Photo Credit: (Getty Images/NBAE: Barry Gossage)


Ah, the preseason. An underrated period of the NBA season. A time of hopeful experimentation for some teams and for others a time of premature panic and overreactions. As an international NBA fan myself, one of my favourite parts of the preseason is when an NBA team risks it all and plays a representative from the NBL or Euro league etc. It's fun to route for the ultimate underdog.


In the above image you can see DeAndre Ayton battling in the post against my high school science teacher. All disrespect aside, that man is the NBL's all time leading point scorer. The Australian Kareem. I didn't know that and I doubt DeAndre Ayton knew it either.

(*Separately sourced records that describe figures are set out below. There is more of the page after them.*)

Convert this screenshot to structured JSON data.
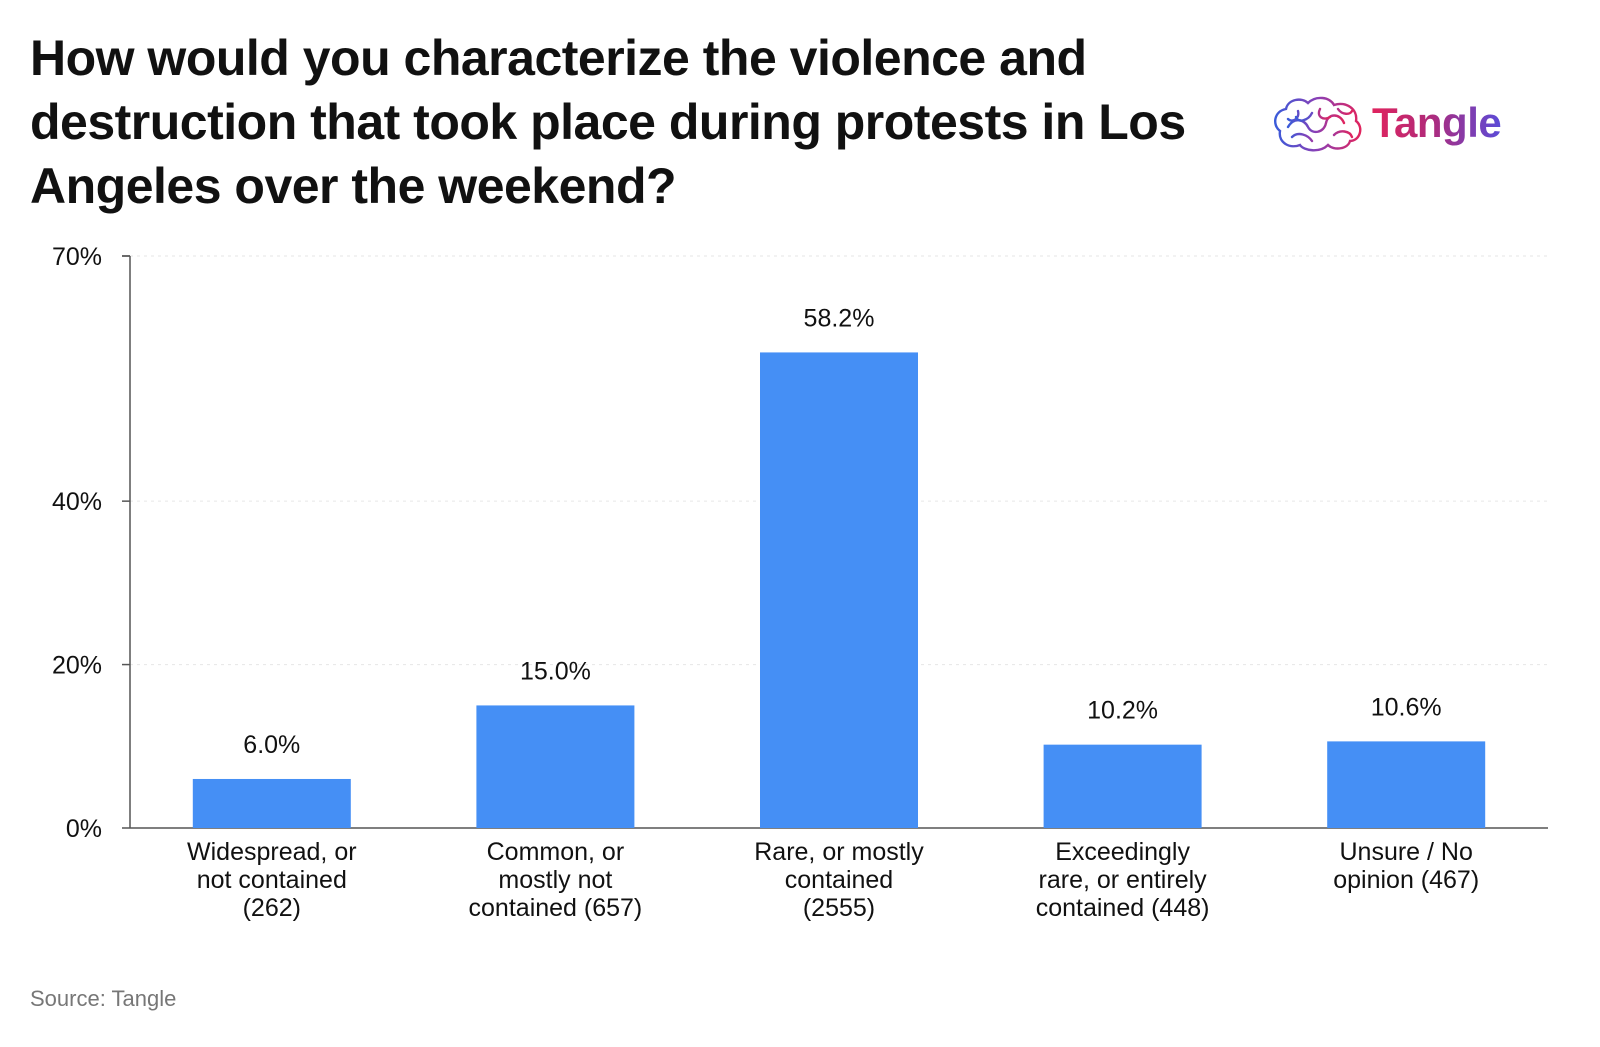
{
  "header": {
    "title": "How would you characterize the violence and destruction that took place during protests in Los Angeles over the weekend?",
    "brand_name": "Tangle",
    "brand_icon": "brain-logo-icon"
  },
  "footer": {
    "source": "Source: Tangle"
  },
  "colors": {
    "bar": "#458ff5",
    "axis": "#555555",
    "grid": "#e6e6e6",
    "text": "#111111",
    "source": "#777777"
  },
  "chart_data": {
    "type": "bar",
    "title": "How would you characterize the violence and destruction that took place during protests in Los Angeles over the weekend?",
    "xlabel": "",
    "ylabel": "",
    "ylim": [
      0,
      70
    ],
    "yticks": [
      0,
      20,
      40,
      70
    ],
    "ytick_labels": [
      "0%",
      "20%",
      "40%",
      "70%"
    ],
    "grid": "horizontal",
    "categories": [
      [
        "Widespread, or",
        "not contained",
        "(262)"
      ],
      [
        "Common, or",
        "mostly not",
        "contained (657)"
      ],
      [
        "Rare, or mostly",
        "contained",
        "(2555)"
      ],
      [
        "Exceedingly",
        "rare, or entirely",
        "contained (448)"
      ],
      [
        "Unsure / No",
        "opinion (467)"
      ]
    ],
    "values": [
      6.0,
      15.0,
      58.2,
      10.2,
      10.6
    ],
    "value_labels": [
      "6.0%",
      "15.0%",
      "58.2%",
      "10.2%",
      "10.6%"
    ]
  }
}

It is a funny aspect of these exhibition games, for one team it is quite possibly the biggest stage they'll play on all year, for the other it's literally the preseason and they each play like it. Chris Paul wasn't sitting in the locker room before the game thinking "I'm gonna show the world how great I am". I guarantee there was more than one 36er was thinking that.

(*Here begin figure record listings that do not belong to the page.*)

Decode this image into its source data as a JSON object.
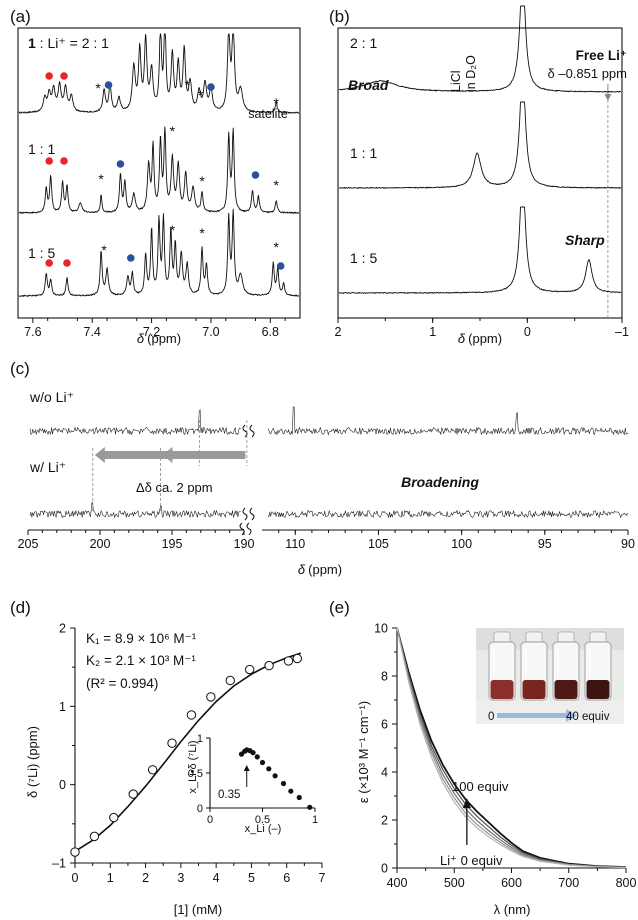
{
  "colors": {
    "red": "#e8252b",
    "blue": "#2c4f9e",
    "line": "#111111",
    "gray_arrow": "#9a9a9a",
    "uv_arrow": "#9db8dd"
  },
  "panel_a": {
    "label": "(a)",
    "x_ticks": [
      "7.6",
      "7.4",
      "7.2",
      "7.0",
      "6.8"
    ],
    "xlabel_sym": "δ",
    "xlabel_unit": "(ppm)",
    "ratios": [
      "1 : Li⁺ = 2 : 1",
      "1 : 1",
      "1 : 5"
    ],
    "ratio_bold": "1",
    "ratio_rest": " : Li⁺ = 2 : 1",
    "satellite_label": "satelite",
    "star": "*"
  },
  "panel_b": {
    "label": "(b)",
    "x_ticks": [
      "2",
      "1",
      "0",
      "–1"
    ],
    "xlabel_sym": "δ",
    "xlabel_unit": "(ppm)",
    "ratios": [
      "2 : 1",
      "1 : 1",
      "1 : 5"
    ],
    "licl_label_1": "LiCl",
    "licl_label_2": "in D₂O",
    "free_li_title": "Free Li⁺",
    "free_li_value": "δ –0.851 ppm",
    "broad_label": "Broad",
    "sharp_label": "Sharp"
  },
  "panel_c": {
    "label": "(c)",
    "wo_label": "w/o Li⁺",
    "w_label": "w/ Li⁺",
    "delta_label": "Δδ ca. 2 ppm",
    "broadening_label": "Broadening",
    "x_ticks_left": [
      "205",
      "200",
      "195",
      "190"
    ],
    "x_ticks_right": [
      "110",
      "105",
      "100",
      "95",
      "90"
    ],
    "xlabel_sym": "δ",
    "xlabel_unit": "(ppm)"
  },
  "chart_data": [
    {
      "panel": "d",
      "type": "scatter",
      "label": "(d)",
      "xlabel": "[1] (mM)",
      "ylabel": "δ (⁷Li) (ppm)",
      "xlim": [
        0,
        7
      ],
      "ylim": [
        -1,
        2
      ],
      "x_ticks": [
        "0",
        "1",
        "2",
        "3",
        "4",
        "5",
        "6",
        "7"
      ],
      "y_ticks": [
        "–1",
        "0",
        "1",
        "2"
      ],
      "annotations": [
        "K₁ = 8.9 × 10⁶ M⁻¹",
        "K₂ = 2.1 × 10³ M⁻¹",
        "(R² = 0.994)"
      ],
      "series": [
        {
          "values": [
            [
              0.0,
              -0.86
            ],
            [
              0.55,
              -0.66
            ],
            [
              1.1,
              -0.42
            ],
            [
              1.65,
              -0.12
            ],
            [
              2.2,
              0.19
            ],
            [
              2.75,
              0.53
            ],
            [
              3.3,
              0.89
            ],
            [
              3.85,
              1.12
            ],
            [
              4.4,
              1.33
            ],
            [
              4.95,
              1.47
            ],
            [
              5.5,
              1.52
            ],
            [
              6.05,
              1.58
            ],
            [
              6.3,
              1.61
            ]
          ]
        },
        {
          "values": [
            [
              0.0,
              -0.85
            ],
            [
              0.5,
              -0.71
            ],
            [
              1.0,
              -0.52
            ],
            [
              1.5,
              -0.28
            ],
            [
              2.0,
              -0.02
            ],
            [
              2.5,
              0.26
            ],
            [
              3.0,
              0.55
            ],
            [
              3.5,
              0.82
            ],
            [
              4.0,
              1.06
            ],
            [
              4.5,
              1.26
            ],
            [
              5.0,
              1.41
            ],
            [
              5.5,
              1.53
            ],
            [
              6.0,
              1.62
            ],
            [
              6.4,
              1.68
            ]
          ]
        }
      ],
      "inset": {
        "type": "scatter",
        "xlabel": "x_Li (–)",
        "ylabel": "x_Li•δ (⁷Li)",
        "xlim": [
          0,
          1
        ],
        "ylim": [
          0,
          1
        ],
        "x_ticks": [
          "0",
          "0.5",
          "1"
        ],
        "y_ticks": [
          "0",
          "0.5",
          "1"
        ],
        "annotation": "0.35",
        "x": [
          0.3,
          0.33,
          0.35,
          0.38,
          0.41,
          0.45,
          0.5,
          0.56,
          0.62,
          0.7,
          0.77,
          0.85,
          0.95
        ],
        "y": [
          0.77,
          0.81,
          0.83,
          0.82,
          0.79,
          0.73,
          0.65,
          0.56,
          0.46,
          0.35,
          0.24,
          0.15,
          0.01
        ]
      }
    },
    {
      "panel": "e",
      "type": "line",
      "label": "(e)",
      "xlabel": "λ (nm)",
      "ylabel": "ε (×10³ M⁻¹ cm⁻¹)",
      "xlim": [
        400,
        800
      ],
      "ylim": [
        0,
        10
      ],
      "x_ticks": [
        "400",
        "500",
        "600",
        "700",
        "800"
      ],
      "y_ticks": [
        "0",
        "2",
        "4",
        "6",
        "8",
        "10"
      ],
      "annotations": [
        "100 equiv",
        "Li⁺ 0 equiv"
      ],
      "photo_labels": [
        "0",
        "40 equiv"
      ],
      "x": [
        400,
        420,
        440,
        460,
        480,
        500,
        520,
        540,
        560,
        580,
        600,
        620,
        650,
        700,
        750,
        800
      ],
      "series": [
        {
          "values": [
            10.0,
            8.2,
            6.6,
            5.3,
            4.3,
            3.5,
            2.85,
            2.35,
            1.9,
            1.45,
            1.05,
            0.7,
            0.42,
            0.18,
            0.08,
            0.04
          ]
        },
        {
          "values": [
            10.0,
            8.1,
            6.45,
            5.1,
            4.1,
            3.3,
            2.65,
            2.15,
            1.72,
            1.3,
            0.95,
            0.64,
            0.38,
            0.16,
            0.07,
            0.03
          ]
        },
        {
          "values": [
            10.0,
            8.0,
            6.3,
            4.95,
            3.9,
            3.1,
            2.45,
            1.97,
            1.56,
            1.18,
            0.86,
            0.58,
            0.34,
            0.15,
            0.06,
            0.03
          ]
        },
        {
          "values": [
            10.0,
            7.9,
            6.15,
            4.8,
            3.72,
            2.92,
            2.27,
            1.81,
            1.42,
            1.07,
            0.78,
            0.53,
            0.31,
            0.13,
            0.06,
            0.03
          ]
        },
        {
          "values": [
            10.0,
            7.8,
            6.0,
            4.62,
            3.55,
            2.75,
            2.12,
            1.67,
            1.3,
            0.98,
            0.71,
            0.48,
            0.28,
            0.12,
            0.05,
            0.02
          ]
        }
      ]
    }
  ]
}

The discrepancy in talent and celebrity between the teams lowers the pressure IF the NBA team is winning. And thats a big if. The stakes for NBA teams in these games seem higher than the NBA finals. Especially in the Twitter era, the risk to reward ratio makes it almost not worth it.

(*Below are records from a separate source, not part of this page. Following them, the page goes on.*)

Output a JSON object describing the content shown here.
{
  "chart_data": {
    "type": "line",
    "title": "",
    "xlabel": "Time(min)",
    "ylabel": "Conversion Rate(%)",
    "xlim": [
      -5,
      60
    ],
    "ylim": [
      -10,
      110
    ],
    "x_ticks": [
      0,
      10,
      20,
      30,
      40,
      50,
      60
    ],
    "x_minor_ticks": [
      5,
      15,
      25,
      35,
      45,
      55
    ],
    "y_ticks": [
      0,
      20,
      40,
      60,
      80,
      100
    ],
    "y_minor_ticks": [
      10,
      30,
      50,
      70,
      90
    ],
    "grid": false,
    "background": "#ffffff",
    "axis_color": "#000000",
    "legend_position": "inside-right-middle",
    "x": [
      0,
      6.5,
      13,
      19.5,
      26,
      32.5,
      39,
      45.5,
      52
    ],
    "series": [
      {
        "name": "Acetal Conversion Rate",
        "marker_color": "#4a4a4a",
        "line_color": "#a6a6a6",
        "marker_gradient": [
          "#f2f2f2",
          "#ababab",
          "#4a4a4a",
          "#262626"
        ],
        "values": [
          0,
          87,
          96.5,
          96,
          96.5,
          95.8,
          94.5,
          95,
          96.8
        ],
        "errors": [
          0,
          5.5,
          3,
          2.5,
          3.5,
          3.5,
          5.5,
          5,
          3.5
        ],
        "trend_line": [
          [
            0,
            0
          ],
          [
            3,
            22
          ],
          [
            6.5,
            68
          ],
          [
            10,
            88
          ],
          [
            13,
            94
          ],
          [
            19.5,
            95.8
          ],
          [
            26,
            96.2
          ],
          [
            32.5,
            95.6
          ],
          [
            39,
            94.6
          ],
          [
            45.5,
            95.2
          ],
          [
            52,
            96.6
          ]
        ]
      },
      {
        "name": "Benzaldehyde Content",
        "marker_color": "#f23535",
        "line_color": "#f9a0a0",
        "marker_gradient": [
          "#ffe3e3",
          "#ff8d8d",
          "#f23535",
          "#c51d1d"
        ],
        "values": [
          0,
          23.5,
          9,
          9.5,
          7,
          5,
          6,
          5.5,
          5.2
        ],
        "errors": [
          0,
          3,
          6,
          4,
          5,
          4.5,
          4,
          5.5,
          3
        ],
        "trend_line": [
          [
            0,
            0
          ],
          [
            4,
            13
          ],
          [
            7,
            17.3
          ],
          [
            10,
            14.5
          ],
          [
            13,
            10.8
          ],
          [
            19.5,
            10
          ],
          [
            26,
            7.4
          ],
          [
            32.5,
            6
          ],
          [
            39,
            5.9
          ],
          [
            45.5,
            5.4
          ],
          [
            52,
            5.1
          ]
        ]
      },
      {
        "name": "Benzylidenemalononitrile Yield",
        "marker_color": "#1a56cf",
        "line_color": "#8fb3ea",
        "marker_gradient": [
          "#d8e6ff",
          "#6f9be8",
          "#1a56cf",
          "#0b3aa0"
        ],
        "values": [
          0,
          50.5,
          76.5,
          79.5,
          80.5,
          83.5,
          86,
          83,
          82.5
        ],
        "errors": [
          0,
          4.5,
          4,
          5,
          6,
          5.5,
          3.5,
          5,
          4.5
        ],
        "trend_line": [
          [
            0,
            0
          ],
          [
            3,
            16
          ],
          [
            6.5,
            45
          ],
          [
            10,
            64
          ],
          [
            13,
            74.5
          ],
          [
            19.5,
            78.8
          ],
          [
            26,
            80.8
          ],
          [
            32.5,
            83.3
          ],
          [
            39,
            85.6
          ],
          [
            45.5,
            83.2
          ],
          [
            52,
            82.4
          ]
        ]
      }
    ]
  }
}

So, the Suns lost and the everyone is loosing their minds. "This is going to be the biggest fall off in NBA history","The Suns are the new 2014 Pacers", "How will Robert Sarver sell now?". Complete insanity. What is true is that the Suns should expect this fan behaviour and judgement. They rolled out their full strength lineup and lost to a team that is sponsored by 2k and isn't even in the game. Ayton genuinely had no answer for Daniel Johnson (Australian Kareem) and Chris Paul was scoreless for much of the game. Perhaps the Suns assumed they would win in the end and it just got out of hand.


Imagine the score was the inverse:


Phoenix Suns - 134 Adelaide 36ers -124


It would result in minimal, if any discourse surrounding the game. There would be generic ABC articles talking about what a great opportunity this was for Adelaide (Australia's second worst major city). Maybe a little bit of Jock Landale content. But not much more than that.


Instead we got a whirlwind of anti-suns bias that has been common ever since the 2020 finals. Pardon my metaphor, but it's like If I beat Roger Federer clean and he didn't even return my serve. Is he still the greatest? should we still respect him? despite all his grand slams and accomplishments, I think that if he lost to me, his spot at the top would be in question. It's preposterous to say that I am to tennis, what the Adelaide 36ers are to basketball, however I can at least build myself in a tennis video game. It is more preposterous to compare the suns to Federer. But you get what I mean.


I don't know how much more the Suns can take. Sarver, Crowder and now this.


It's not usual by the way. NBA teams are currently 138 - 17 against International opponents since exhibition games began in 1978. Adelaide is the first NBL team to pick up a win. This preseason has 2 more games of this type scheduled, including 36ers vs OKC on October 6.